Knowing how to activate these untapped resources is one of the keys that will allow administrators to respond to a major disaster. Unfortunately, with health-care costs still on the rise it becomes difficult to keep fiscally unproductive capacity waiting as a “just in case” asset. Most hospitals also cannot afford to pay for excess staff just to keep them available if there is an attack on a commuter train or a similar disaster affecting the local community.

The first-responder community also must be prepared to deal with increased threat levels not only within their own purview, but also within those sectors – the other links in the consequence-management chain –that could affect their own capabilities and/or productivity. If the threat level for the water supply is raised, for instance, this could activate a plan in the law-enforcement community to make more frequent passes by wellheads and water-treatment facilities.

Assigning on-duty resources to make extra patrols to protect the water-treatment infrastructure is one example of how to use existing resources more productively. Most major fire departments also are able to surge from a state of almost complete inactivity to a rapid sprint to the big fire in no time flat. Using these two examples as models, the medical community must ask itself how it should ramp up for a disaster that may not happen.

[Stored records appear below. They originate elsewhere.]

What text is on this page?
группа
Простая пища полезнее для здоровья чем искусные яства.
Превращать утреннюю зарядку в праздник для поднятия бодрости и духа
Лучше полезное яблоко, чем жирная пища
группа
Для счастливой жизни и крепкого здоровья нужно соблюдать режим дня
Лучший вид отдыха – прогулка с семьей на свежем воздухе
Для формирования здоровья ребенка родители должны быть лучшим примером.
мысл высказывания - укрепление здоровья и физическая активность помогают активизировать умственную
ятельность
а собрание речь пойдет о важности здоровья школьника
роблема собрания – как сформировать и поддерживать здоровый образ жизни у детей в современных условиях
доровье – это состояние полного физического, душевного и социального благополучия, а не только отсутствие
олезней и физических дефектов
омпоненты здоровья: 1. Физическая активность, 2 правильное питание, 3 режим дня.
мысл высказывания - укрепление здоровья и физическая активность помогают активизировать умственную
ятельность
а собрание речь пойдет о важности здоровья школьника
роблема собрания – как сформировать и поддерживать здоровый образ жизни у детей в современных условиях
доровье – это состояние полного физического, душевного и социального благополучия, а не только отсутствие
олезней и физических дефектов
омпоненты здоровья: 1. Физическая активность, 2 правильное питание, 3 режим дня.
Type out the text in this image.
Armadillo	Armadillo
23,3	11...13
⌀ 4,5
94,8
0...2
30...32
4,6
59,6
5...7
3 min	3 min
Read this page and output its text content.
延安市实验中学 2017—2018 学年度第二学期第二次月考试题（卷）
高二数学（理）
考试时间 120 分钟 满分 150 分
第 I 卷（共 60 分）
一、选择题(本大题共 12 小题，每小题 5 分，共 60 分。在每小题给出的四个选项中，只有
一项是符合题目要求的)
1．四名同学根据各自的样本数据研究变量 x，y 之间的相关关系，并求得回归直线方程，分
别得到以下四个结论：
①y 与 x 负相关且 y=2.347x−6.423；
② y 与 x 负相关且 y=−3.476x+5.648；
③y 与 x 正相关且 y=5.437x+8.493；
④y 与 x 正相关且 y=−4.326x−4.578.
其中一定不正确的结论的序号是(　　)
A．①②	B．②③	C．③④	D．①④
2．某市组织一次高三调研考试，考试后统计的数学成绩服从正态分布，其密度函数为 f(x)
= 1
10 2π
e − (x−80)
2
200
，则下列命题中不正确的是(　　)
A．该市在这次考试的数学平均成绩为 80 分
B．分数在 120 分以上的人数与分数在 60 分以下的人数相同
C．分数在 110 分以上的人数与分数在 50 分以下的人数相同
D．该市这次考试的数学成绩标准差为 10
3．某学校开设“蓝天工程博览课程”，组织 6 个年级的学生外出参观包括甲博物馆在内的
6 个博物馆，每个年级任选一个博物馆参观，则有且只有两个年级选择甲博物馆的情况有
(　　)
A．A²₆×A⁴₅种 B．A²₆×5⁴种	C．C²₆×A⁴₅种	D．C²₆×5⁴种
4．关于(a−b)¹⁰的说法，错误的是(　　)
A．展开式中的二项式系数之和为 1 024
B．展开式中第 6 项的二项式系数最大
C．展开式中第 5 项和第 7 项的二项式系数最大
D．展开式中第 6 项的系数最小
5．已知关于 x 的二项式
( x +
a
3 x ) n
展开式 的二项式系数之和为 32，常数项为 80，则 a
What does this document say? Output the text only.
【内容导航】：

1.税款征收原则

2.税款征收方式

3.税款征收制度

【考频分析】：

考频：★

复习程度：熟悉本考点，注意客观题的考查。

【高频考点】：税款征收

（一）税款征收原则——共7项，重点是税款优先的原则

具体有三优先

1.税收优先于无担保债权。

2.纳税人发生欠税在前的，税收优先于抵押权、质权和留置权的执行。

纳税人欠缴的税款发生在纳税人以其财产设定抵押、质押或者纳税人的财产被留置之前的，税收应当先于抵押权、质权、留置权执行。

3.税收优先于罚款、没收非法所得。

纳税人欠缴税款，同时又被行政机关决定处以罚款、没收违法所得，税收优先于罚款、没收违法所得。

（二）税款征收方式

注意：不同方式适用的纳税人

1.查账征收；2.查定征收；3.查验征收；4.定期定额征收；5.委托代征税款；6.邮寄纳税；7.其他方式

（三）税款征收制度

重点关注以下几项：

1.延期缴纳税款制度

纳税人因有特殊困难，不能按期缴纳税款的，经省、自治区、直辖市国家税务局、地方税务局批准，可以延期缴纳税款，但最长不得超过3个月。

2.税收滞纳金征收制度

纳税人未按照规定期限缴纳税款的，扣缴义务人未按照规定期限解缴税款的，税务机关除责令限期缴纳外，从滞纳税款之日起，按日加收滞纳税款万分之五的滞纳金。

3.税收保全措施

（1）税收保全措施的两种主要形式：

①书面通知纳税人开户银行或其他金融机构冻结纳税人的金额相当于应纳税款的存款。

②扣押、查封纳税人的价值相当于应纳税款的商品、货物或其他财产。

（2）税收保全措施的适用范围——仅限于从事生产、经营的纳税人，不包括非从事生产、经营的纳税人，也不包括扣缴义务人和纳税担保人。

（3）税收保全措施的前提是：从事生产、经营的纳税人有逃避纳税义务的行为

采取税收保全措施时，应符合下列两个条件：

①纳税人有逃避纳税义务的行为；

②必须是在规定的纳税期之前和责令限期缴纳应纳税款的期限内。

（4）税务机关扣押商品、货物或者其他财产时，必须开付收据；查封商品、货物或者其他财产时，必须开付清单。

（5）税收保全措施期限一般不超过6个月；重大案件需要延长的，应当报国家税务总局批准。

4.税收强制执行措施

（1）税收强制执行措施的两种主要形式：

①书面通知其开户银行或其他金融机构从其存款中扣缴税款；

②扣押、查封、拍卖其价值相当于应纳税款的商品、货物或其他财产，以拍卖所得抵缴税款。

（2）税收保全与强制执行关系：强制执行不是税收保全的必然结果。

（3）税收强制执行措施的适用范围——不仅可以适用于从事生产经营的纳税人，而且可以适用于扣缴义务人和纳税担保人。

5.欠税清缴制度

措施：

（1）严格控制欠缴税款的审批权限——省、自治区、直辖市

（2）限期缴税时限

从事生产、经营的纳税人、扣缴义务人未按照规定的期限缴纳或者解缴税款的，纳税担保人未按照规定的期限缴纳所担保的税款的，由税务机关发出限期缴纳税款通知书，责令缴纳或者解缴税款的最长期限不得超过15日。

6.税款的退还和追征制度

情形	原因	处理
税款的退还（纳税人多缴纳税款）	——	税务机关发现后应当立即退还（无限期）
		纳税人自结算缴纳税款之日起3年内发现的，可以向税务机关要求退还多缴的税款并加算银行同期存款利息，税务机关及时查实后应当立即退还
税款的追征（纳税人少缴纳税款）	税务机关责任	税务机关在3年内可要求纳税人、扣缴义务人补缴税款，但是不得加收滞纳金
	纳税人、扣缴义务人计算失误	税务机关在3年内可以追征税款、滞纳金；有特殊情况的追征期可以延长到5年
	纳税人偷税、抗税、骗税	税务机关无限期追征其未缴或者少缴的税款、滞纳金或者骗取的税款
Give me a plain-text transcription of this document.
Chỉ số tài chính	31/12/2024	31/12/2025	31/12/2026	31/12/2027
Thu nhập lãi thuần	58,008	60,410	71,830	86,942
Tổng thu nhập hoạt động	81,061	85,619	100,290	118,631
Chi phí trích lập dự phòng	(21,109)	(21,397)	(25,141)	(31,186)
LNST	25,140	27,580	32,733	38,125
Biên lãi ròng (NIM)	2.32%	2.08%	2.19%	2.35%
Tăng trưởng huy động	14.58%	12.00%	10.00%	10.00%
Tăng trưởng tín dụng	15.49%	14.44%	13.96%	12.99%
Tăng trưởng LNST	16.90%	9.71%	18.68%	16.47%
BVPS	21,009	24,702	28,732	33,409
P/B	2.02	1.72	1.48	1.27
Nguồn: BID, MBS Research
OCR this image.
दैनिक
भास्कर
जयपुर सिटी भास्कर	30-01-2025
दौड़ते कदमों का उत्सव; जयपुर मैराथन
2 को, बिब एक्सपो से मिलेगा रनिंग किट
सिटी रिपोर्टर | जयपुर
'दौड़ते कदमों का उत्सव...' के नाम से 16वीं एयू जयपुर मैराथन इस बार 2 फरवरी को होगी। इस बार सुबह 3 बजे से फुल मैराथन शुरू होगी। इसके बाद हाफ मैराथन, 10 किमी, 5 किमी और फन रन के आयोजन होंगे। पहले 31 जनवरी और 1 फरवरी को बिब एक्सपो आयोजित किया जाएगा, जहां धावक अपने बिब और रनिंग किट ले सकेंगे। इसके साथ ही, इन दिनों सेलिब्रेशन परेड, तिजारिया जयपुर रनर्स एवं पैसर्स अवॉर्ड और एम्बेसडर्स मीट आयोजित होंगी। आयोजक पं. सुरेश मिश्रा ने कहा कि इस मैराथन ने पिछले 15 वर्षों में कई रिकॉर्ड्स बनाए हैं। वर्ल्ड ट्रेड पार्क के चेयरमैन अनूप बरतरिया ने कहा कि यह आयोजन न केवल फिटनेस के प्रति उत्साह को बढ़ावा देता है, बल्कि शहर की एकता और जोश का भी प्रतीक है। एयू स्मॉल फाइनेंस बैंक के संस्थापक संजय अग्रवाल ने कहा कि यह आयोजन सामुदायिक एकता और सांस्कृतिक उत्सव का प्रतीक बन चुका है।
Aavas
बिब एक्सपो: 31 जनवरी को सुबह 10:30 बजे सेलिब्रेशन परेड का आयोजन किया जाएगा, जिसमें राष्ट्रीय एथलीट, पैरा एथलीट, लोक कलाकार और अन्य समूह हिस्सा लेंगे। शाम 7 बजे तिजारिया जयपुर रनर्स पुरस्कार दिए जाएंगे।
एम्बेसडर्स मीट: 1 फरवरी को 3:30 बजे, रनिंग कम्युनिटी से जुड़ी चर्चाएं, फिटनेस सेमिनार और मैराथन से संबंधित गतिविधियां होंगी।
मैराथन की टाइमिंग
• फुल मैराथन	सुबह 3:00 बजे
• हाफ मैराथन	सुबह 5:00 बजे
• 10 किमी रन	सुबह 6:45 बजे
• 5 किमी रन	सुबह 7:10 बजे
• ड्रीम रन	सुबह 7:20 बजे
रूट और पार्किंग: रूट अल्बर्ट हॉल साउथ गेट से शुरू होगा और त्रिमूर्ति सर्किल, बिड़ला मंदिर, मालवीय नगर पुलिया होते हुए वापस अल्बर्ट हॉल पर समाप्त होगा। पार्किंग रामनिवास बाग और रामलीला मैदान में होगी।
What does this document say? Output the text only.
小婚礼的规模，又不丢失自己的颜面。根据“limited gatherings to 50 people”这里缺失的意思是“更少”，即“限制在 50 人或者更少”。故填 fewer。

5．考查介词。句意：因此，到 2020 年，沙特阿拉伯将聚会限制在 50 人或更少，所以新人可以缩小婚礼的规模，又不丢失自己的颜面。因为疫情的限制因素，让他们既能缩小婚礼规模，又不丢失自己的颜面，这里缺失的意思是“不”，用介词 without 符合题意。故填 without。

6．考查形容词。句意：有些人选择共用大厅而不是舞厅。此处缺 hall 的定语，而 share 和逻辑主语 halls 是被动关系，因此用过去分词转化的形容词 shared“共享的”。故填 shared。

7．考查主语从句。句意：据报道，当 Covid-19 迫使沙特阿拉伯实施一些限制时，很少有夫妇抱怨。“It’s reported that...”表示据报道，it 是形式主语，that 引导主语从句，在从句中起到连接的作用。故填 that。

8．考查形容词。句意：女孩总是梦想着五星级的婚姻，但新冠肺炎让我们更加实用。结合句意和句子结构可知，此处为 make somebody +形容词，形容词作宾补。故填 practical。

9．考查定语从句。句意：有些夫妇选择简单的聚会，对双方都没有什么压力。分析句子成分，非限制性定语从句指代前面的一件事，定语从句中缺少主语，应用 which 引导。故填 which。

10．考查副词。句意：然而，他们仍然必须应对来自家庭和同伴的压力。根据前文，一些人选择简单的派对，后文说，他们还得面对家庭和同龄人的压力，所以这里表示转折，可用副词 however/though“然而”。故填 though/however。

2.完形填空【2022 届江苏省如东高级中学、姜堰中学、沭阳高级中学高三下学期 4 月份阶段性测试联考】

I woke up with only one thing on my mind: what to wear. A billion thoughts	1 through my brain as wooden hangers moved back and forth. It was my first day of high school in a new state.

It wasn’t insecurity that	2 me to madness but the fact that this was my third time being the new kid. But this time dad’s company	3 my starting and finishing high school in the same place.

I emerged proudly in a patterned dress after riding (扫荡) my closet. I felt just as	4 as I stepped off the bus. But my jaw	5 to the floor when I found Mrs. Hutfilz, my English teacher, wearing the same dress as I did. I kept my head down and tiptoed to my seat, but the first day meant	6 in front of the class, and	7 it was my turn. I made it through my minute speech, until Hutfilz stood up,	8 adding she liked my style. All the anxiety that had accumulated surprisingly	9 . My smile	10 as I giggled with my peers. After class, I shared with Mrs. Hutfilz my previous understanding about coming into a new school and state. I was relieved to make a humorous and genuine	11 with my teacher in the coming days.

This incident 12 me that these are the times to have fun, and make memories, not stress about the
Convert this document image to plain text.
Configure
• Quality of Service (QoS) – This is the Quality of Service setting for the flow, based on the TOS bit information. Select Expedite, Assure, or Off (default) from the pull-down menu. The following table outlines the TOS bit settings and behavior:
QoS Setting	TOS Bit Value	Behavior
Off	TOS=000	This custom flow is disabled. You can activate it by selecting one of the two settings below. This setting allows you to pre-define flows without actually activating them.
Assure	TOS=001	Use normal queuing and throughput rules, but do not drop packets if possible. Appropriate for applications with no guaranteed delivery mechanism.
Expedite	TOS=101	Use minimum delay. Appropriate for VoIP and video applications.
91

Meanwhile, city planners and administrators, and the American people, should be asking themselves an even more important question: What would the result be if hospitals do not plan for such contingencies?

Joseph Cahill
Joseph Cahill

Joseph Cahill is the director of medicolegal investigations for the Massachusetts Office of the Chief Medical Examiner. He previously served as exercise and training coordinator for the Massachusetts Department of Public Health and as emergency planner in the Westchester County (N.Y.) Office of Emergency Management. He also served for five years as citywide advanced life support (ALS) coordinator for the FDNY – Bureau of EMS. Before that, he was the department’s Division 6 ALS coordinator, covering the South Bronx and Harlem. He also served on the faculty of the Westchester County Community College’s paramedic program and has been a frequent guest lecturer for the U.S. Secret Service, the FDNY EMS Academy, and Montefiore Hospital.